1911 Encyclopædia Britannica/Apollinaris
APOLLINARIS, “the Younger” (d. A.D. 390), bishop of Laodicea in Syria. He collaborated with his father Apollinaris the Elder in reproducing the Old Testament in the form of Homeric and Pindaric poetry, and the New after the fashion of Platonic dialogues, when the emperor Julian had forbidden Christians to teach the classics. He is best known, however, as a warm opponent of Arianism, whose eagerness to emphasize the deity of Christ and the unity of His person led him so far as a denial of the existence of a rational human soul (νοῦς) in Christ’s human nature, this being replaced in Him by a prevailing principle of holiness, to wit the Logos, so that His body was a glorified and spiritualized form of humanity.
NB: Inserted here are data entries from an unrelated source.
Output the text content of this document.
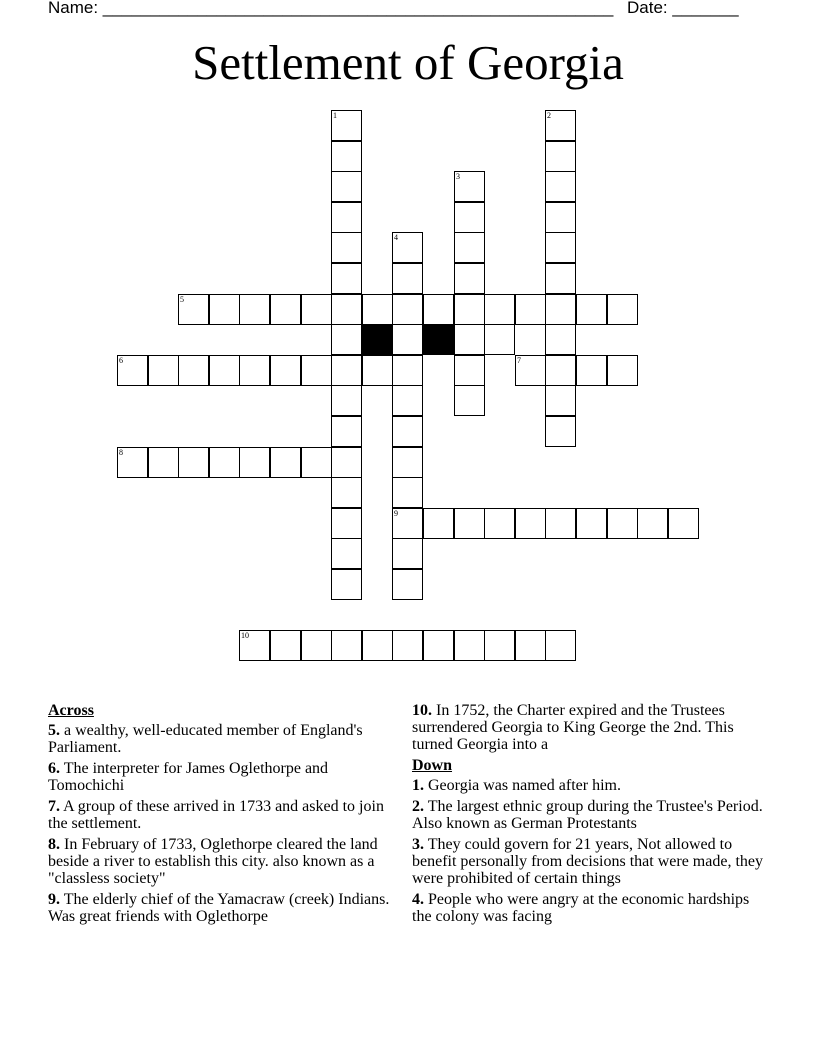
Name: ______________________________________________________ Date: _______
Settlement of Georgia
5
6	7
8
9
10
1	2
3
4
Across
5. a wealthy, well-educated member of England's Parliament.
6. The interpreter for James Oglethorpe and Tomochichi
7. A group of these arrived in 1733 and asked to join the settlement.
8. In February of 1733, Oglethorpe cleared the land beside a river to establish this city. also known as a "classless society"
9. The elderly chief of the Yamacraw (creek) Indians. Was great friends with Oglethorpe
10. In 1752, the Charter expired and the Trustees surrendered Georgia to King George the 2nd. This turned Georgia into a
Down
1. Georgia was named after him.
2. The largest ethnic group during the Trustee's Period. Also known as German Protestants
3. They could govern for 21 years, Not allowed to benefit personally from decisions that were made, they were prohibited of certain things
4. People who were angry at the economic hardships the colony was facing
Over against this the orthodox or Catholic position maintained that Christ assumed human nature in its entirety including the νοῦς, for only so could He be example and redeemer. It was held that the system of Apollinaris was really Docetism (see Docetae), that if the Godhood without constraint swayed the manhood there was no possibility of real human probation or of real advance in Christ’s manhood. The position was accordingly condemned by several synods and in particular by that of Constantinople (A.D. 381). This did not prevent its having a considerable following, which after Apollinaris’s death divided into two sects, the more conservative taking its name (Vitalians) from Vitalis, bishop of Antioch, the other (Polemeans) adding the further assertion that the two natures were so blended that even the body of Christ was a fit object of adoration. The whole Apollinarian type of thought persisted in what was later the Monophysite (q.v.) school.
Although Apollinaris was a prolific writer, scarcely anything has survived under his own name. But a number of his writings are concealed under the names of orthodox Fathers, e.g. ἡ κατὰ μέρος πίστις, long ascribed to Gregory Thaumaturgus. These have been collected and edited by Hans Lietzmann.
He must be distinguished from the bishop of Hierapolis who bore the same name, and who wrote one of the early Christian “Apologies” (c. 170). See A. Harnack, History of Dogma, vols. iii. and iv. passim; R. L. Ottley, The Doctrine of the Incarnation; G. Voisin, L’Apollinarisme (Louvain, 1901); H. Lietzmann, Apollinaris von Laodicea und seine Schule (Tübingen, 1905).